Admittedly, these are insufficient for medical wards and operating rooms, but they serve the patients very well, as well as medical professionals in less intense settings. No doctor ever donned such a splendid mask, one designed to bring a smile to patients while, hopefully, saving lives.

Wearable Americana. A Joseph’s coat for the face. Heirloom for one’s health.

I hazard to guess few of them will be tossed away when their job is done. Perhaps they’ll be washed, sanitized, and used again and again. They’ll certainly be added to the museum of memories of those whose smiles were hidden beneath the masks. I may frame mine and hang it in the bedroom near its larger cousin.

So here’s my point. We can all become masked strangers committing indiscriminate acts of kindness. A smile. A “God bless you.” An encouraging note or phone call. An extra gift to the charity we support. A salute to a police officer. A wave to an emergency responder. A prayer for our doctor. A song from our porches. A shout to the neighbors across the fence or on the adjoining balcony. An extra bottle of sanitizer for an elderly friend.
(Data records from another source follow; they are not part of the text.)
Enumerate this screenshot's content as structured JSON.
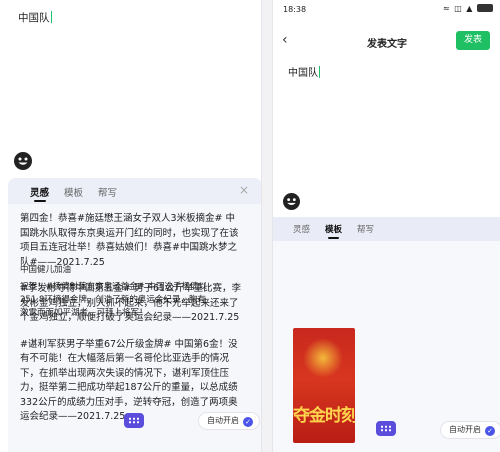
{
  "left": {
    "input_text": "中国队",
    "tabs": [
      "灵感",
      "模板",
      "帮写"
    ],
    "close_glyph": "×",
    "paragraphs": [
      "第四金！恭喜#施廷懋王涵女子双人3米板摘金# 中国跳水队取得东京奥运开门红的同时，也实现了在该项目五连冠壮举！恭喜姑娘们！恭喜#中国跳水梦之队#——2021.7.25",
      "#李发彬夺得中国第五金# 男子61公斤举重比赛，李发彬金鸡独立，别人抓不起来，他不光举起来还来了个金鸡独立，顺便打破了奥运会纪录——2021.7.25",
      "#谌利军获男子举重67公斤级金牌# 中国第6金！没有不可能！在大幅落后第一名哥伦比亚选手的情况下，在抓举出现两次失误的情况下，谌利军顶住压力，挺举第二把成功举起187公斤的重量，以总成绩332公斤的成绩力压对手，逆转夺冠，创造了两项奥运会纪录——2021.7.25"
    ],
    "auto_label": "自动开启",
    "check_glyph": "✓"
  },
  "right": {
    "status": {
      "time": "18:38",
      "icons": "≈ ◫ ▲"
    },
    "back_glyph": "‹",
    "title": "发表文字",
    "send_label": "发表",
    "input_text": "中国队",
    "tabs": [
      "灵感",
      "模板",
      "帮写"
    ],
    "card_title": "中国健儿加油",
    "card_text": "祝贺！#杨倩射落东京奥运首金# 中国选手杨倩以251.8环摘得金牌，创造了新的奥运会纪录，胸有激雷而面如平湖者，可拜上将军！",
    "poster_text": "夺金时刻",
    "auto_label": "自动开启",
    "check_glyph": "✓"
  },
  "colors": {
    "accent_green": "#1fbf63",
    "accent_purple": "#5b4ddc",
    "check_blue": "#4a55e8",
    "poster_red": "#c8281e"
  },
  "icons": [
    "smiley-icon",
    "keyboard-icon",
    "close-icon",
    "back-icon",
    "wifi-icon",
    "battery-icon",
    "check-icon"
  ]
}
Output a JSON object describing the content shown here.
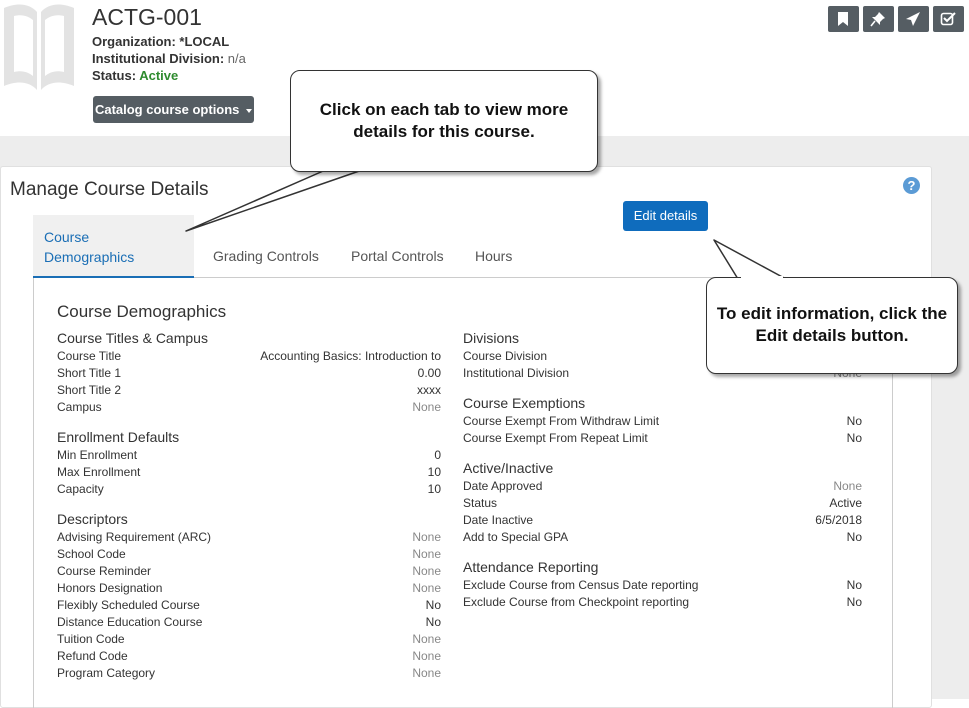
{
  "header": {
    "course_code": "ACTG-001",
    "organization_label": "Organization:",
    "organization_value": "*LOCAL",
    "division_label": "Institutional Division:",
    "division_value": "n/a",
    "status_label": "Status:",
    "status_value": "Active",
    "options_button": "Catalog course options"
  },
  "toolbar": [
    "bookmark-icon",
    "pin-icon",
    "send-icon",
    "check-square-icon"
  ],
  "panel": {
    "title": "Manage Course Details",
    "help": "?",
    "edit_button": "Edit details",
    "tabs": [
      "Course Demographics",
      "Grading Controls",
      "Portal Controls",
      "Hours"
    ],
    "section_title": "Course Demographics"
  },
  "left_groups": [
    {
      "title": "Course Titles & Campus",
      "rows": [
        {
          "label": "Course Title",
          "value": "Accounting Basics: Introduction to"
        },
        {
          "label": "Short Title 1",
          "value": "0.00"
        },
        {
          "label": "Short Title 2",
          "value": "xxxx"
        },
        {
          "label": "Campus",
          "value": "None"
        }
      ]
    },
    {
      "title": "Enrollment Defaults",
      "rows": [
        {
          "label": "Min Enrollment",
          "value": "0"
        },
        {
          "label": "Max Enrollment",
          "value": "10"
        },
        {
          "label": "Capacity",
          "value": "10"
        }
      ]
    },
    {
      "title": "Descriptors",
      "rows": [
        {
          "label": "Advising Requirement (ARC)",
          "value": "None"
        },
        {
          "label": "School Code",
          "value": "None"
        },
        {
          "label": "Course Reminder",
          "value": "None"
        },
        {
          "label": "Honors Designation",
          "value": "None"
        },
        {
          "label": "Flexibly Scheduled Course",
          "value": "No"
        },
        {
          "label": "Distance Education Course",
          "value": "No"
        },
        {
          "label": "Tuition Code",
          "value": "None"
        },
        {
          "label": "Refund Code",
          "value": "None"
        },
        {
          "label": "Program Category",
          "value": "None"
        }
      ]
    }
  ],
  "right_groups": [
    {
      "title": "Divisions",
      "rows": [
        {
          "label": "Course Division",
          "value": ""
        },
        {
          "label": "Institutional Division",
          "value": "None"
        }
      ]
    },
    {
      "title": "Course Exemptions",
      "rows": [
        {
          "label": "Course Exempt From Withdraw Limit",
          "value": "No"
        },
        {
          "label": "Course Exempt From Repeat Limit",
          "value": "No"
        }
      ]
    },
    {
      "title": "Active/Inactive",
      "rows": [
        {
          "label": "Date Approved",
          "value": "None"
        },
        {
          "label": "Status",
          "value": "Active"
        },
        {
          "label": "Date Inactive",
          "value": "6/5/2018"
        },
        {
          "label": "Add to Special GPA",
          "value": "No"
        }
      ]
    },
    {
      "title": "Attendance Reporting",
      "rows": [
        {
          "label": "Exclude Course from Census Date reporting",
          "value": "No"
        },
        {
          "label": "Exclude Course from Checkpoint reporting",
          "value": "No"
        }
      ]
    }
  ],
  "callouts": {
    "tabs_hint": "Click on each tab to view more details for this course.",
    "edit_hint": "To edit information, click the Edit details button."
  }
}
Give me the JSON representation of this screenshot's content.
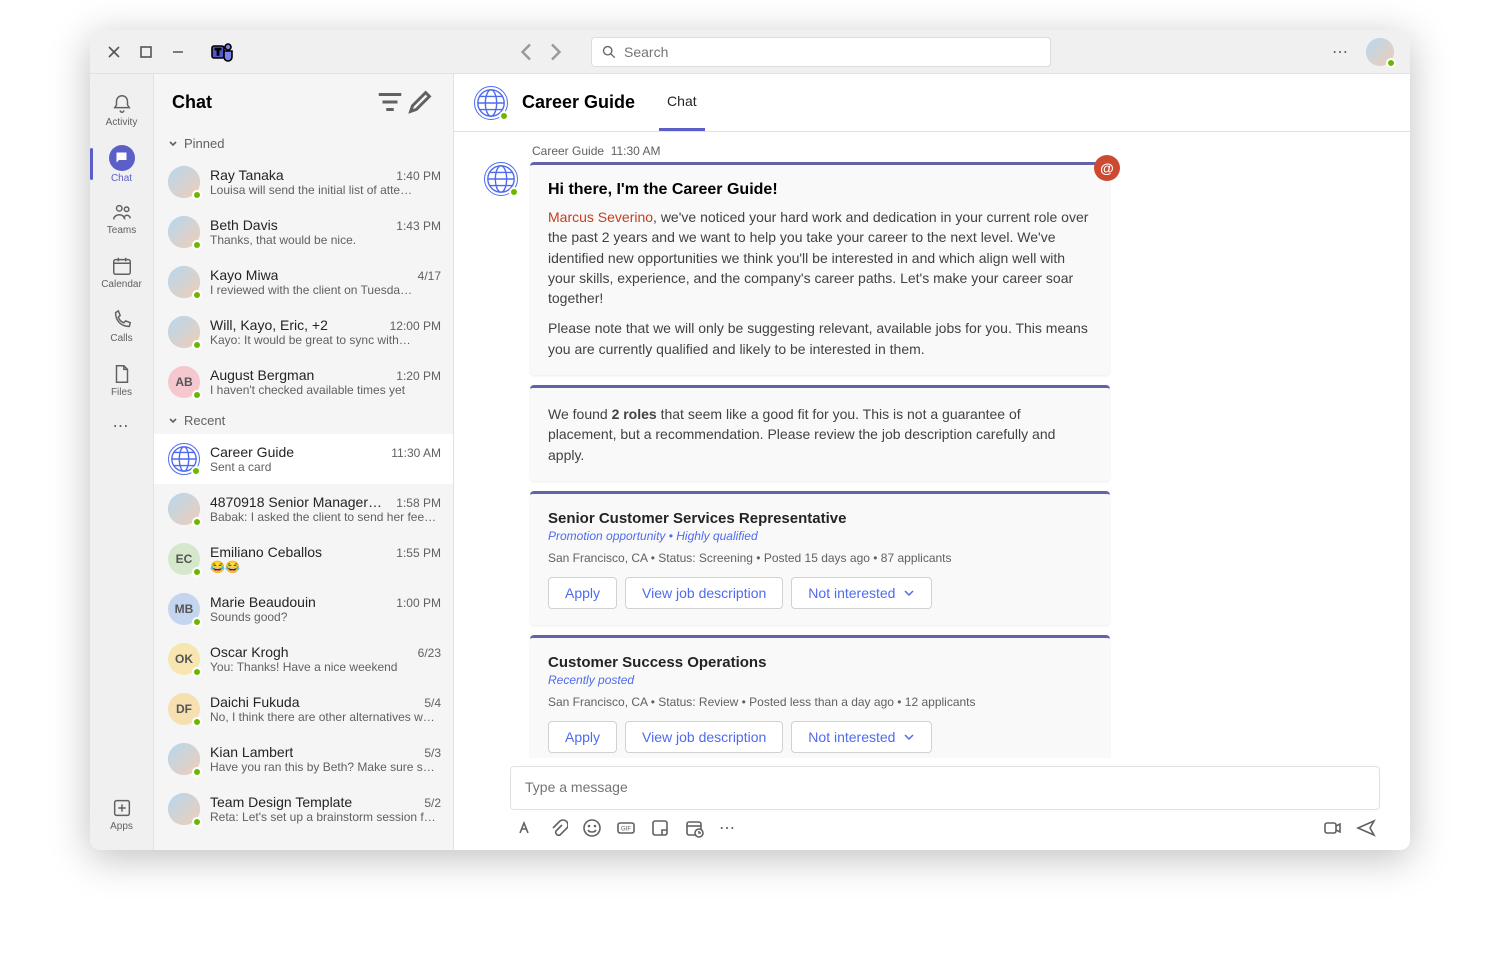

            This is a time for blanketing our world with patience, kindness, and self-sacrifice. No scrap of sympathy is ever wasted, for God knows all the odds and ends of our decency. Our lives are not simply a mishmash of loose threads. They are preplanned and precious, and our deeds echo into the future, even beyond our own span of days. Almighty God knows how to stitch the remnants of our experiences into cathedral windows. The kindness we do takes on a life of its own—and only eternity will tell the full story.

I wish my mother could know about her final remnants.

But then, somehow, I think she does. She knew what our world is now learning—a life hemmed in kindness will never unravel.